Com as regras de inferências mostradas neste artigo, será possível avançar na elaboração do sistema especialista proposto. O próximo passo será criar as regras de inferência para a inspeção externa da aeronave que ocorre antes de cada vôo em condições normais de vôo diurno.
Espera-se que a publicação deste trabalho, além de servir de base para quem está iniciando a elaboração de sistemas especialistas, também possa incentivar a elaboração destes tipos de sistemas para situações práticas e de emprego imediato.
Referências
AEROMOT - AERONAVES E MOTORES LTDA. (1984) - Manual de Vôo do T-25. Brasil, Ordem Técnica 1T-25-1.

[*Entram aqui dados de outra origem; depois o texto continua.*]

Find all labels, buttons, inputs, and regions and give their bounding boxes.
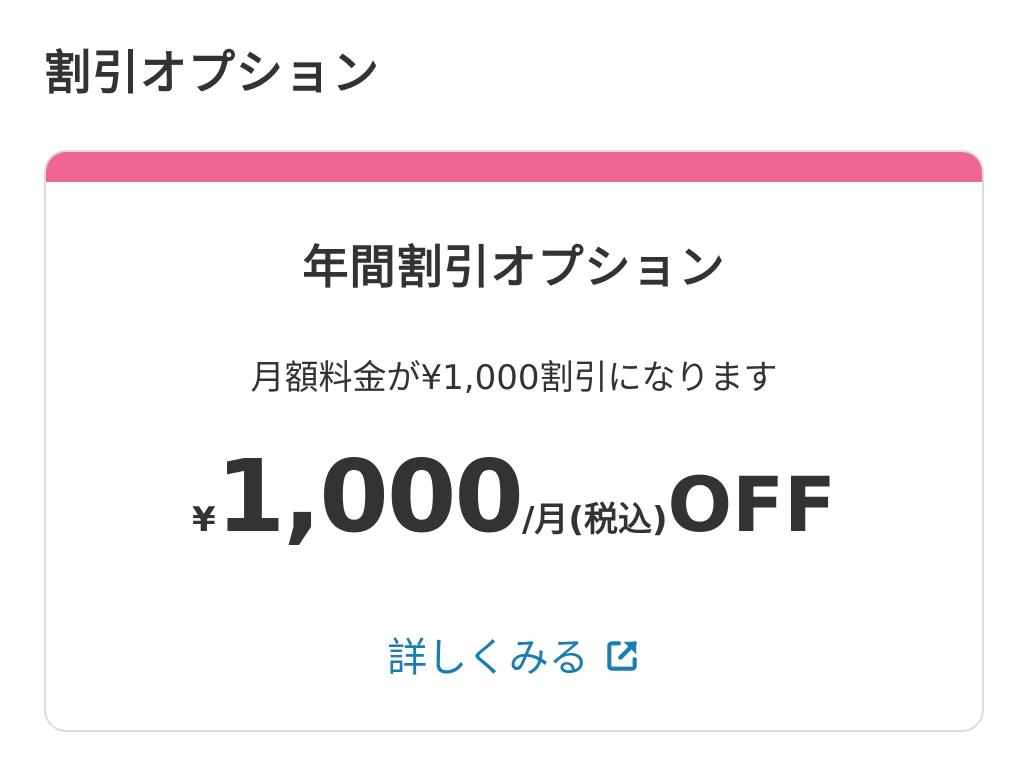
external-link-icon: [607, 641, 637, 671]
price-currency: ¥: [192, 500, 216, 540]
card-description: 月額料金が¥1,000割引になります: [250, 358, 778, 398]
discount-option-card: 年間割引オプション 月額料金が¥1,000割引になります ¥1,000/月(税込…: [44, 150, 984, 732]
card-accent-bar: [46, 152, 982, 182]
price-suffix: OFF: [667, 460, 836, 549]
price-display: ¥1,000/月(税込)OFF: [46, 437, 982, 586]
section-title: 割引オプション: [44, 46, 380, 101]
details-link[interactable]: 詳しくみる: [46, 626, 982, 690]
details-link-label: 詳しくみる: [387, 635, 589, 681]
card-title: 年間割引オプション: [302, 240, 726, 294]
price-amount: 1,000: [215, 438, 524, 555]
price-unit: /月(税込): [522, 500, 668, 540]
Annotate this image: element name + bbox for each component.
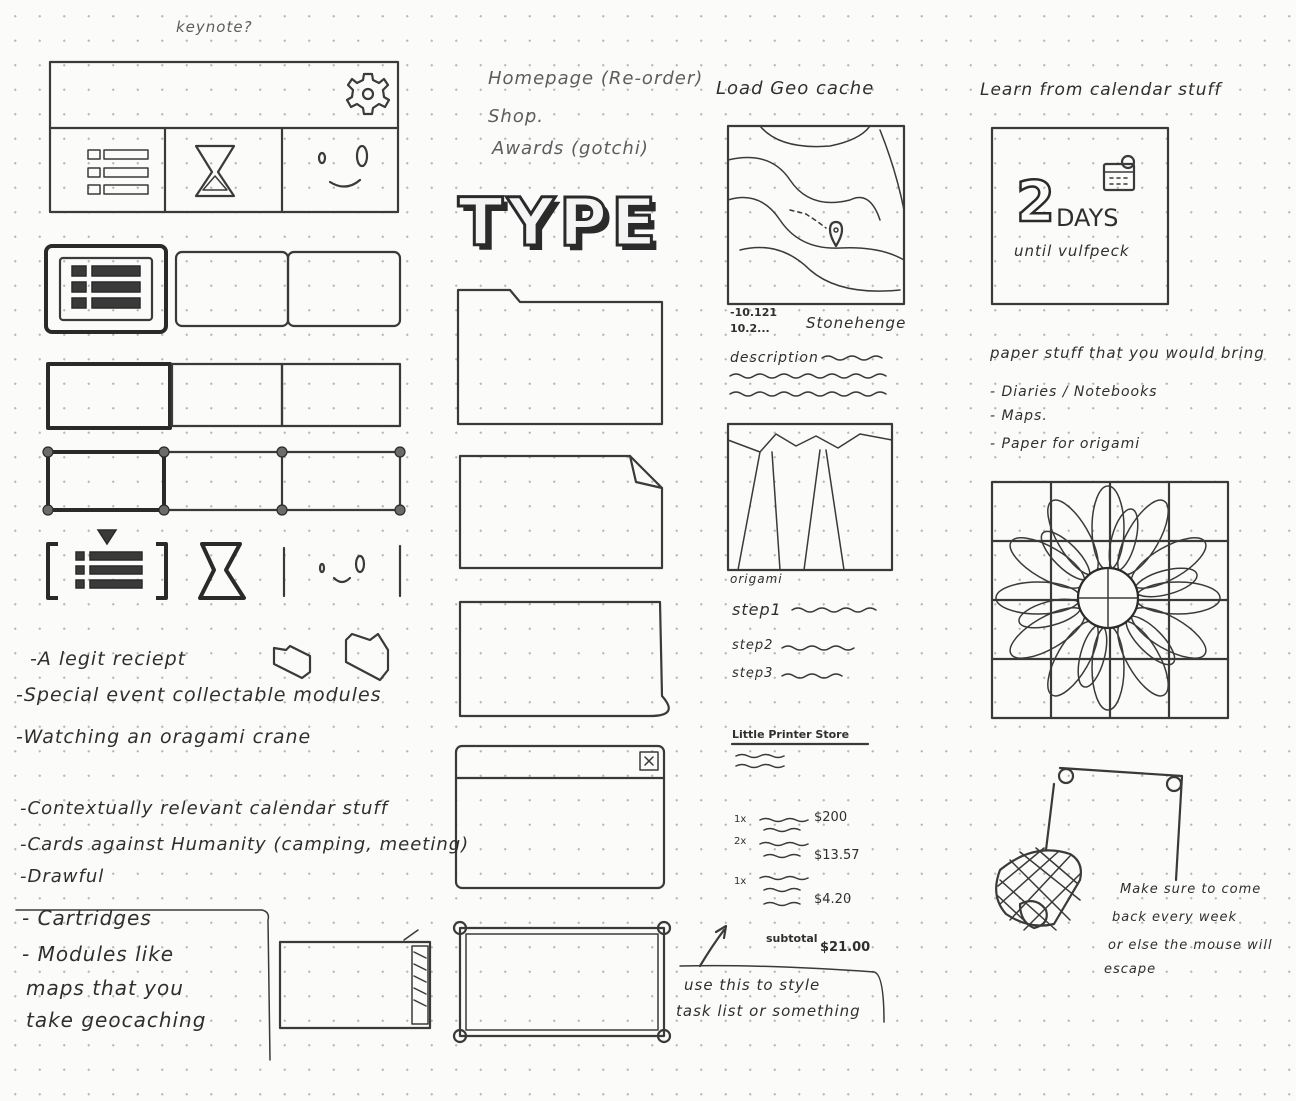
geocache-title: Load Geo cache — [716, 78, 875, 99]
paper-item-diaries: - Diaries / Notebooks — [990, 384, 1158, 400]
menu-item-shop[interactable]: Shop. — [488, 106, 544, 127]
wireframe-sketch-layer — [15, 60, 1230, 1061]
receipt-subtotal-label: subtotal — [766, 932, 818, 945]
origami-label: origami — [730, 572, 783, 586]
boxed-note-cartridges: - Cartridges — [22, 906, 152, 930]
map-description: description — [730, 350, 819, 366]
calendar-icon — [1102, 154, 1136, 192]
task-note-1: use this to style — [684, 976, 821, 994]
tab-style-3 — [42, 446, 406, 516]
hourglass-icon — [194, 144, 236, 198]
note-collectable-modules: -Special event collectable modules — [16, 684, 382, 706]
tab-style-1 — [44, 244, 402, 334]
note-receipt: -A legit reciept — [30, 648, 187, 670]
origami-step-2: step2 — [732, 638, 774, 653]
countdown-unit: DAYS — [1056, 204, 1119, 232]
origami-step-1: step1 — [732, 600, 782, 619]
note-calendar: -Contextually relevant calendar stuff — [20, 798, 389, 819]
menu-item-homepage[interactable]: Homepage (Re-order) — [488, 68, 703, 89]
receipt-price-2: $13.57 — [814, 848, 860, 863]
map-place: Stonehenge — [806, 314, 907, 332]
note-origami-crane: -Watching an oragami crane — [16, 726, 312, 748]
origami-image — [726, 422, 894, 572]
mouse-note-3: or else the mouse will — [1108, 938, 1273, 953]
desc-line — [821, 355, 883, 361]
geocache-map — [726, 124, 906, 306]
mouse-note-2: back every week — [1112, 910, 1238, 925]
window-card — [454, 744, 666, 890]
mouse-note-4: escape — [1104, 962, 1157, 977]
countdown-until: until vulfpeck — [1014, 242, 1130, 260]
boxed-note-modules: - Modules like — [22, 942, 175, 966]
folder-icon — [272, 632, 390, 682]
cartridge-module — [278, 929, 432, 1030]
paper-item-origami: - Paper for origami — [990, 436, 1141, 452]
menu-item-awards[interactable]: Awards (gotchi) — [492, 138, 649, 159]
mouse-note-1: Make sure to come — [1120, 882, 1262, 897]
receipt-qty-2: 2x — [734, 836, 747, 847]
map-date-1: -10.121 — [730, 306, 778, 319]
folder-card — [456, 288, 664, 426]
receipt-price-1: $200 — [814, 810, 848, 825]
gear-icon — [345, 72, 391, 116]
list-icon — [87, 149, 149, 195]
receipt-price-3: $4.20 — [814, 892, 852, 907]
boxed-note-geocaching: take geocaching — [26, 1008, 207, 1032]
curled-card — [458, 600, 670, 718]
face-icon — [317, 144, 369, 188]
receipt-qty-3: 1x — [734, 876, 747, 887]
tab-style-2 — [46, 362, 402, 430]
countdown-number: 2 — [1015, 169, 1056, 237]
receipt-qty-1: 1x — [734, 814, 747, 825]
task-note-2: task list or something — [676, 1002, 861, 1020]
paper-title: paper stuff that you would bring — [990, 344, 1265, 362]
ornate-card — [452, 920, 672, 1044]
flower-drawing — [995, 485, 1221, 711]
arrow-icon — [698, 924, 728, 968]
map-date-2: 10.2... — [730, 322, 770, 335]
calendar-title: Learn from calendar stuff — [980, 80, 1222, 100]
page-card — [458, 454, 664, 570]
type-title: TYPE — [456, 183, 661, 263]
note-cards-against-humanity: -Cards against Humanity (camping, meetin… — [20, 834, 470, 855]
origami-step-3: step3 — [732, 666, 774, 681]
boxed-note-maps: maps that you — [26, 976, 184, 1000]
icon-row-bracketed — [46, 529, 402, 600]
hanging-sign — [1044, 766, 1184, 882]
note-drawful: -Drawful — [20, 866, 105, 887]
paper-item-maps: - Maps. — [990, 408, 1048, 424]
mouse-trap-icon — [995, 847, 1082, 931]
receipt-subtotal-value: $21.00 — [820, 940, 871, 955]
store-title: Little Printer Store — [732, 728, 850, 741]
map-pin-icon — [828, 220, 844, 248]
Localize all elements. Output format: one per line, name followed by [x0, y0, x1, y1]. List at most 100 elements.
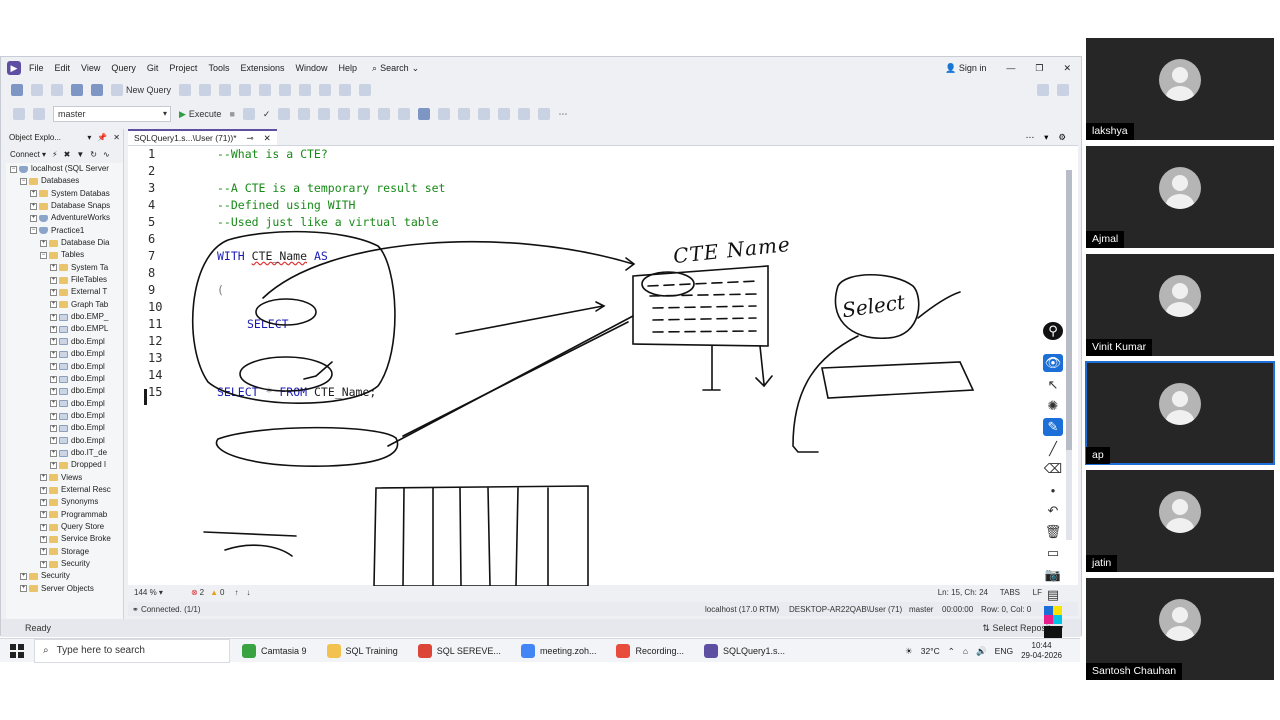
expand-icon[interactable]: + — [50, 264, 57, 272]
tree-node[interactable]: + Storage — [6, 546, 123, 558]
screen-icon[interactable]: ▭ — [1043, 544, 1063, 562]
expand-icon[interactable]: + — [40, 535, 47, 543]
tree-node[interactable]: + Query Store — [6, 521, 123, 533]
tree-node[interactable]: + Security — [6, 570, 123, 582]
arrow-up-icon[interactable]: ↑ — [234, 588, 238, 597]
copy-icon[interactable] — [239, 84, 252, 96]
change-connection-icon[interactable] — [33, 108, 45, 120]
error-count[interactable]: 2 — [200, 588, 204, 597]
expand-icon[interactable]: + — [50, 313, 57, 321]
expand-icon[interactable]: + — [40, 498, 47, 506]
tree-node[interactable]: + dbo.Empl — [6, 435, 123, 447]
trash-icon[interactable]: 🗑 — [1043, 523, 1063, 541]
taskbar-app[interactable]: SQL Training — [319, 639, 406, 663]
expand-icon[interactable]: + — [40, 548, 47, 556]
expand-icon[interactable]: + — [50, 350, 57, 358]
expand-icon[interactable]: + — [50, 338, 57, 346]
settings-icon[interactable] — [1057, 84, 1069, 96]
menu-query[interactable]: Query — [111, 63, 136, 73]
menu-window[interactable]: Window — [295, 63, 327, 73]
tree-node[interactable]: + FileTables — [6, 274, 123, 286]
dot-icon[interactable]: ● — [1043, 482, 1063, 500]
expand-icon[interactable]: + — [50, 424, 57, 432]
expand-icon[interactable]: + — [30, 190, 37, 198]
properties-icon[interactable] — [339, 84, 352, 96]
tree-node[interactable]: + AdventureWorks — [6, 212, 123, 224]
find-icon[interactable] — [319, 84, 332, 96]
tree-node[interactable]: + System Databas — [6, 188, 123, 200]
tree-node[interactable]: − Practice1 — [6, 225, 123, 237]
speaker-icon[interactable]: 🔊 — [976, 646, 987, 657]
expand-icon[interactable]: + — [40, 486, 47, 494]
tree-node[interactable]: + System Ta — [6, 262, 123, 274]
expand-icon[interactable]: + — [50, 289, 57, 297]
close-icon[interactable]: ✕ — [113, 133, 120, 142]
network-icon[interactable]: ⌂ — [963, 646, 968, 656]
cut-icon[interactable] — [219, 84, 232, 96]
expand-icon[interactable]: + — [50, 375, 57, 383]
lang-indicator[interactable]: ENG — [995, 646, 1013, 656]
live-stats-icon[interactable] — [358, 108, 371, 120]
participant-tile[interactable]: Santosh Chauhan — [1086, 578, 1274, 680]
settings-icon[interactable]: ⚙ — [1058, 132, 1066, 143]
close-icon[interactable]: ✕ — [264, 133, 271, 144]
actual-plan-icon[interactable] — [338, 108, 351, 120]
laser-icon[interactable]: ✺ — [1043, 397, 1063, 415]
tree-node[interactable]: + dbo.EMP_ — [6, 311, 123, 323]
new-query-button[interactable]: New Query — [111, 84, 171, 96]
menu-search[interactable]: ⌕ Search ⌄ — [372, 63, 419, 74]
participant-tile[interactable]: lakshya — [1086, 38, 1274, 140]
lightbulb-icon[interactable]: ⚲ — [1043, 322, 1063, 340]
tree-node[interactable]: + dbo.Empl — [6, 385, 123, 397]
expand-icon[interactable]: + — [40, 523, 47, 531]
refresh-icon[interactable]: ↻ — [90, 150, 97, 159]
tree-node[interactable]: + dbo.EMPL — [6, 323, 123, 335]
color-swatch[interactable] — [1044, 606, 1053, 615]
menu-extensions[interactable]: Extensions — [240, 63, 284, 73]
tree-node[interactable]: − Databases — [6, 175, 123, 187]
taskbar-app[interactable]: Camtasia 9 — [234, 639, 315, 663]
connect-icon[interactable]: ⚡ — [52, 150, 58, 159]
vertical-scrollbar[interactable] — [1066, 170, 1072, 540]
connect-button[interactable]: Connect ▾ — [10, 150, 46, 159]
tab-overflow-icon[interactable]: ⋯ — [1026, 132, 1035, 143]
query-options-icon[interactable] — [298, 108, 311, 120]
color-palette-icon[interactable] — [1044, 606, 1062, 624]
expand-icon[interactable]: + — [50, 301, 57, 309]
tab-sqlquery1[interactable]: SQLQuery1.s...\User (71))* ⊸ ✕ — [128, 129, 277, 145]
expand-icon[interactable]: + — [20, 573, 27, 581]
tree-node[interactable]: − localhost (SQL Server — [6, 163, 123, 175]
client-stats-icon[interactable] — [378, 108, 391, 120]
expand-icon[interactable]: + — [40, 239, 47, 247]
tree-node[interactable]: + Server Objects — [6, 583, 123, 595]
expand-icon[interactable]: + — [50, 363, 57, 371]
outdent-icon[interactable] — [518, 108, 531, 120]
expand-icon[interactable]: + — [40, 474, 47, 482]
participant-tile[interactable]: ap — [1085, 361, 1275, 465]
db-engine-query-icon[interactable] — [179, 84, 192, 96]
menu-view[interactable]: View — [81, 63, 100, 73]
tree-node[interactable]: + dbo.Empl — [6, 422, 123, 434]
tree-node[interactable]: + Security — [6, 558, 123, 570]
eye-icon[interactable]: 👁 — [1043, 354, 1063, 372]
tree-node[interactable]: + External Resc — [6, 484, 123, 496]
results-grid-icon[interactable] — [418, 108, 431, 120]
intellisense-icon[interactable] — [318, 108, 331, 120]
expand-icon[interactable]: + — [30, 215, 37, 223]
save-icon[interactable] — [71, 84, 83, 96]
camera-icon[interactable]: 📷 — [1043, 566, 1063, 584]
filter-icon[interactable] — [13, 108, 25, 120]
menu-project[interactable]: Project — [169, 63, 197, 73]
color-swatch[interactable] — [1053, 615, 1062, 624]
restore-icon[interactable]: ❐ — [1035, 63, 1043, 74]
parse-icon[interactable]: ✓ — [263, 109, 271, 120]
undo-icon[interactable] — [279, 84, 292, 96]
collapse-icon[interactable]: − — [40, 252, 47, 260]
line-icon[interactable]: ╱ — [1043, 440, 1063, 458]
menu-git[interactable]: Git — [147, 63, 159, 73]
close-icon[interactable]: ✕ — [1063, 63, 1071, 74]
tree-node[interactable]: + dbo.Empl — [6, 336, 123, 348]
pointer-icon[interactable]: ↖ — [1043, 376, 1063, 394]
redo-icon[interactable] — [299, 84, 312, 96]
query-editor[interactable]: 1 2 3 4 5 6 7 8 9 10 11 12 13 14 15 --What is a CTE? -… — [128, 145, 1078, 586]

CALFAT, R. A. (1981) - Um Sistema Especialista de Apoio na Seleção de Técnicas de Sequenciação.
Dissertação de Mestrado. Escola Politécnica - USP.
FORÇA AÉREA BRASILEIRA. (1997) - Manual Condensado de Verificação do T-25 Universal - Check List. Brasil, Ordem Técnica 1T-25-1A.
HART, A. (1986) - Knowledge Acquisition for Expert Systems. S.l., McGraw-Hill. JACKSON, P. (1986) - Introduction to Expert Systems. Great Britain, Addison-Wesley.
MOCKLER, R. J.; DOLOGITE, D. G. (1992) - An Introduction to Expert Systems. Macmillan Publishing Company, New York.
PASSOS, E.L. (1989) - Inteligência Artificial e Sistemas Especialistas ao alcance de todos. São Paulo, LTC. WATERMAN, D. (1986) - A Guide to Expert Systems. S.l., Addison-Wesley.